A new four-part series, The Baby Boomers’ Guide To Growing Old, takes an irreverent look at what they’re up to, from using dating sites to joining punk bands, having plastic surgery and zooming about on mobility scooters.
‘We’re not going quietly,’ says former Tory minister Edwina, 70. ‘People are living for longer and most of us are still young at heart. We’ve worked hard and now we want to have fun. I’m growing old disgracefully. My kids don’t like a lot of the things I tweet about, especially Brexit – they tell me I’m embarrassing.’
During the show Edwina joins punk band UK Subs led by 72-year-old frontman Charlie Harper. ‘It was brilliant fun,’ laughs Edwina.

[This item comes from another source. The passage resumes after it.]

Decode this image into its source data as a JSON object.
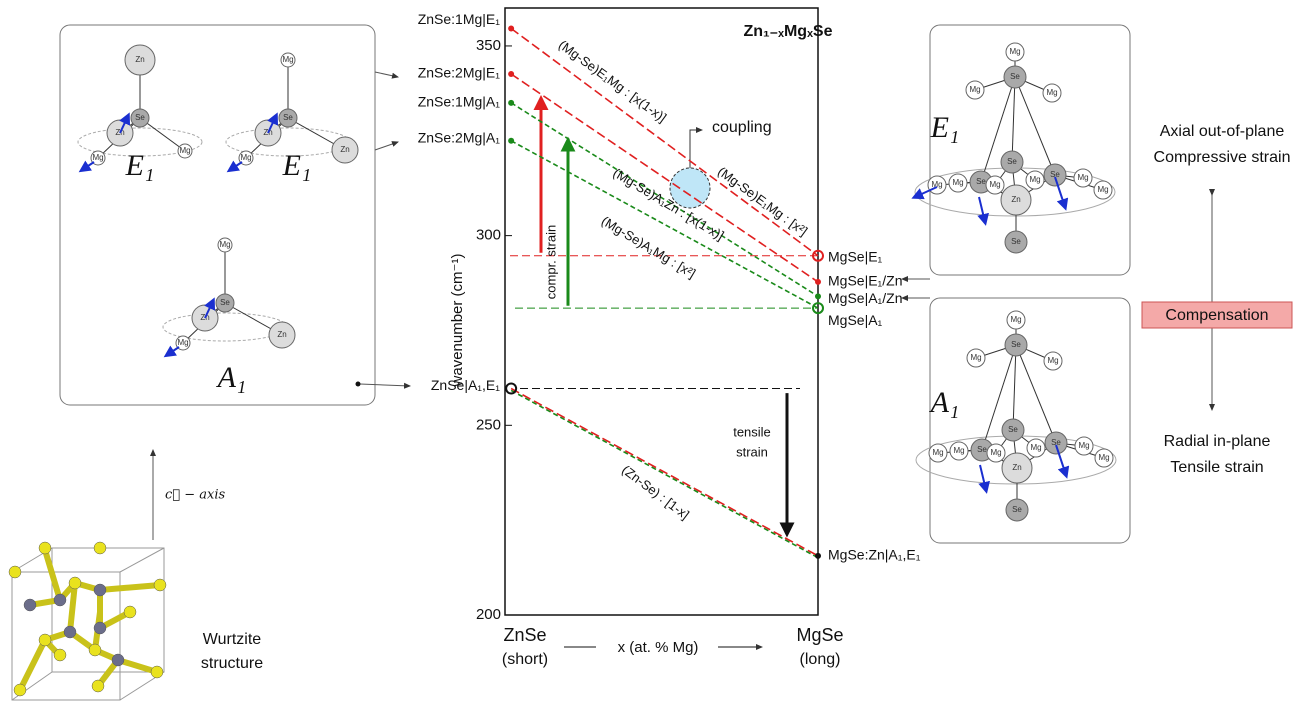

‘I can’t sing, but it didn’t matter. We sang a song called Senile Dementia which we wrote together. I shouted out, “I don’t wanna die!” Even at this age you can try new experiences.’
The show follows the Baby Boomers, who also include former MP John Prescott, journalist Eve Pollard and Boris Johnson’s father Stanley, as they investigate what old age means for different people. Amanda Barrie, 81, tries running a B&B, something many pensioners do for extra income, but found it wasn’t for her. ‘It’s too much hard work,’ she groans.
She preferred to flirt outrageously with cricket commentator Henry Blofeld on a trip to a cosmetic surgeon. After being offered various procedures Amanda says, ‘I’d be better just cutting my head off.’
Edwina Currie on stage with Charlie Harper, frontman of the punk band UK Subs
The pair also delved into the world of internet dating. ‘I’m open-minded,’ says Amanda, who married her wife Hilary Bonner in 2014 after coming out as bisexual. ‘But you could have a different date every night.’
Former Strictly Come Dancing competitors Esther Rantzen, 76, and Johnny Ball, 79, tried a different way to meet people.
‘We tried Ceroc dancing, a form of modern jive, and it was great fun,’ says Johnny, who’s famous for his shows about maths.
‘Some people had found love through it. People are realising there’s no need to slow down. When I’m not travelling around giving lectures about maths, I’m writing books.’
Esther, who has been single since her producer husband Desmond Wilcox died in 2000, wasn’t keen to dance on TV again after believing she made a fool of herself on Strictly in 2004.
‘Exercise can have a positive effect but I prefer not to do it in public. I’ll often jog on the spot or do star jumps during ad breaks while watching TV,’ she says. ‘So I got grumpy about the Ceroc, especially when it became clear they hoped I was looking for a date. That’s not something that interests me. I still think about Desi every day.’
The show celebrates the new way of getting older, but also acknowledges the downsides. For instance, sports presenter Jim Rosenthal visits a centre where the elderly can buy mobility scooters and stairlifts.
‘There’s a lot of loss that you have to get over,’ says Esther. ‘You lose friends and partners. You can lose your health and your job. You need courage to achieve the quality of life you took for granted for so long.’
The Baby Boomers’ Guide To Growing Old, Tuesday, 10pm, More4.